El teléfono sonó un buen rato, pero nadie respondió.

—Un minuto —dije y abriendo la puerta del estudio, corrí hacia la calle. El policía seguía allí:

—¿Sabe adónde han llevado a los heridos? —pregunté.

El se detuvo un momento para recordar.

—Creo que al St. Anthony, señorita. No es lejos de la calle Andover. Sí, al St. Anthony, en la Plaza Kitchener.

Volví corriendo al lado de Philip.

—Trata de llamar al St. Anthony —le indiqué—. El policía cree que han transportado a los heridos allí.

Esperé con impaciencia a que encontrara el número y llamara.

—Habla Sir Philip Chadleigh —le oí decir—. ¿Haría el favor de indicarme los nombres de los heridos que transportaron del incendio de la calle Andover? Gracias… Aguardaré.

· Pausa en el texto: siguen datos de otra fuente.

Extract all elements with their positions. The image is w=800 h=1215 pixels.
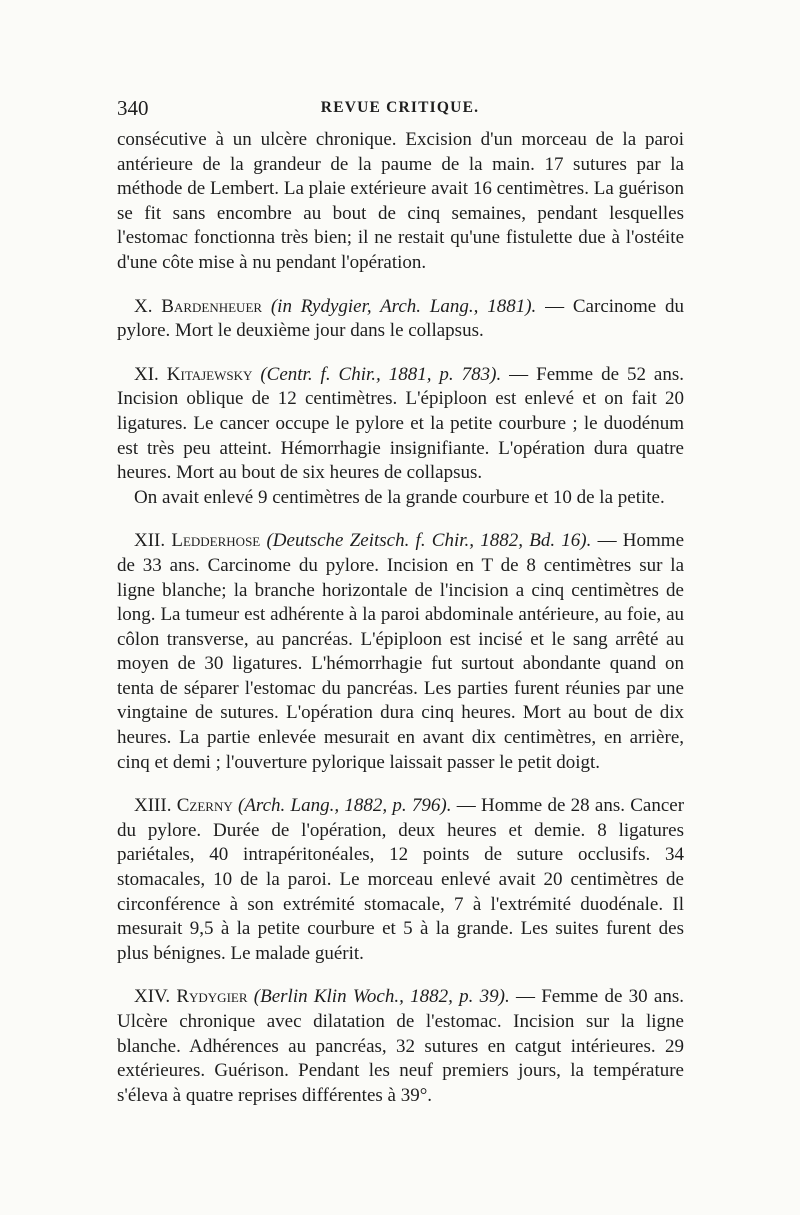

Mientras tanto, yo caminaba de un lado a otro de la habitación, incapaz de quedarme quieta.

—No te asustes, Lyn —dijo Philip—. Puede que no le haya pasado nada.

—Me siento preocupada por ella y no puedo evitarlo —respondí.

—Sí… hola… sí. ¿Cuál es ese nombre? ¿Puede repetirlo? Batley. ¿Está usted segura de que se trata de Elizabeth Batley? ¿Se han puesto en comunicación con sus parientes? Gracias. Yo soy un pariente de ella. Iré inmediatamente. ¿Tal vez pueda informar que estoy en camino? Sí… Sir Philip Chadleigh. Muchas gracias.

—¿Está herida? —dije aterrada.

—Está en el hospital. Vamos para allá enseguida.